Ruth Bratt is an English actress and comedian. Bratt has appeared in the BAFTA award winning BBC2 series People Just Do Nothing. In 2022 she was at the Edinburgh Festival in "Starship Improvise" with the Mischief Theatre.

==Career==
Bratt was a runner-up in the 2005 edition of the Funny Women competition, which Sarah Adams had started in 2003.

On TV, Bratt has played a number of different roles in several episodes of BBC Three's Mongrels and in 2013 appeared in Ricky Gervais' show Derek. She went on to play Roche, girlfriend of Kevin Bates (aka DJ Beats) in BBC3's People Just Do Nothing. Roche loves Kevin but wishes he would be a more hands-on dad and not spend all of his time with MC Grindah. She also had the recurring role of care home assistant Carol in series 4 of Greg Davies' Channel 4 sitcom Man Down (2017).

She made TV appearances on FAQ U (2005) on Channel 4, and Rob Brydon's Annually Retentive on BBC Three (2006). She was intended to have a larger role in the latter but most of the scenes where she had dialogue were cut. She has also appeared in TV advertisements for products such as Kellogg's Nutrigrain bars. In 2007 she appeared in Touch Me, I'm Karen Taylor as Dutch "climatologist" Yolanda van der Landavan.
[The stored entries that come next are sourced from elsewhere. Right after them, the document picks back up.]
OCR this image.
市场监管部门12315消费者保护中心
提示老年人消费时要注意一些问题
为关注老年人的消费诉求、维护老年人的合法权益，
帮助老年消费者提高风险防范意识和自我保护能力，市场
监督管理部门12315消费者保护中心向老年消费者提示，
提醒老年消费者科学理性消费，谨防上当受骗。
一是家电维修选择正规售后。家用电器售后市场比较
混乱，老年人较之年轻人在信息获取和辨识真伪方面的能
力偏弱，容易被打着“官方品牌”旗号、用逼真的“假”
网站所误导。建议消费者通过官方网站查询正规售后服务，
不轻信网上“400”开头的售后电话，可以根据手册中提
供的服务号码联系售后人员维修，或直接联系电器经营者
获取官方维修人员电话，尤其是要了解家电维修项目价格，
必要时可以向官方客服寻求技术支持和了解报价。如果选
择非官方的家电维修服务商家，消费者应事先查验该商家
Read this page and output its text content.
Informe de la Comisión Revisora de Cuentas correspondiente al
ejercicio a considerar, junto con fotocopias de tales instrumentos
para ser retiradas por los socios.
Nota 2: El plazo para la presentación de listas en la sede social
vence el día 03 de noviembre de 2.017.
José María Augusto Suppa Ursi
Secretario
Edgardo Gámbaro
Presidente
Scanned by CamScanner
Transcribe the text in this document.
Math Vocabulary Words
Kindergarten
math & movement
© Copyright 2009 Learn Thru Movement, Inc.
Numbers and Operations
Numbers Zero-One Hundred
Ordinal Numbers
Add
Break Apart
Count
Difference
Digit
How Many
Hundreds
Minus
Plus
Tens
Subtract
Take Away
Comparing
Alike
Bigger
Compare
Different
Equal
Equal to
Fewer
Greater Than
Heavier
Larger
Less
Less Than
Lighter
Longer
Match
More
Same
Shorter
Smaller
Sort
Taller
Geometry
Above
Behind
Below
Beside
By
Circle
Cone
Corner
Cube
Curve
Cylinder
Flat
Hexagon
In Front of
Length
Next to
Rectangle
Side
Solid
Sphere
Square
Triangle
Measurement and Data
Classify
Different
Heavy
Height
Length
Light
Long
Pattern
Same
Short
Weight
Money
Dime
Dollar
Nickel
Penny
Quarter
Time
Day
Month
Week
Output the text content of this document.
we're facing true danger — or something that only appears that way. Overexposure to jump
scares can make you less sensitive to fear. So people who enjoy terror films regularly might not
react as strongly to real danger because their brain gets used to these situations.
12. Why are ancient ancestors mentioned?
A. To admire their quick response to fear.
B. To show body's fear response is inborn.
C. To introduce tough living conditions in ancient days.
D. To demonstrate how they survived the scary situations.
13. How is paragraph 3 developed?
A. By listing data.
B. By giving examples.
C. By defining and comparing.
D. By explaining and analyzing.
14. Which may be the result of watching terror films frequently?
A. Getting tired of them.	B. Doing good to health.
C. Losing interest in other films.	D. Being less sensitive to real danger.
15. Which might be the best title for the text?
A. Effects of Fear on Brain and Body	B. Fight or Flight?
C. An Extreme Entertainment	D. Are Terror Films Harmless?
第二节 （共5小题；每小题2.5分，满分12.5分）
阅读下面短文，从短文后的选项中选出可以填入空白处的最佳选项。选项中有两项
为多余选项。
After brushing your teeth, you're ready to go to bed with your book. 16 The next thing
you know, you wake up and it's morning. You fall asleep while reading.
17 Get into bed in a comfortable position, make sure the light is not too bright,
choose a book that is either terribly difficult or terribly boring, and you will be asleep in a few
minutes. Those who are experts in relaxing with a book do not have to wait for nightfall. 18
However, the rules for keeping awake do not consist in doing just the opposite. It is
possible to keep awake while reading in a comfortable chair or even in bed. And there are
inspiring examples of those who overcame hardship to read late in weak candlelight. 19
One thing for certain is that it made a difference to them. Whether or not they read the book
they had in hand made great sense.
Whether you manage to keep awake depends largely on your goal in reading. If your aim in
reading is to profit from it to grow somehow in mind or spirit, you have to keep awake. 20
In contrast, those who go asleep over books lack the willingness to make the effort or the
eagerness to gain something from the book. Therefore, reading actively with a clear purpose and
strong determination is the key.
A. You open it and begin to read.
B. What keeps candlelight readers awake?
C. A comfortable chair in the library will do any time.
Her stage appearances include Aliens Are Scary and Morpheus Descending at the Pleasance, Edinburgh as well as George Orwell’s School Disco and The Service Elevator at Soho Theatre. Bratt is a founding member of Showstopper! The Improvised Musical. She was also part of the Reduced Edinburgh Fringe Impro Show in 2005. She took third place in the 2005 Babycham Funny Women Awards.

She co-wrote and co-starred with Lucy Trodd in the BBC radio comedy series Trodd en Bratt Say 'Well Done You in 2014.

In May 2023, alongside Charlie Cooper, she began voicing Connie the doll in an advertising campaign for retailer Argos.

In March 2024, Bratt became the first new core member to join improv group the Comedy Store Players in thirty years.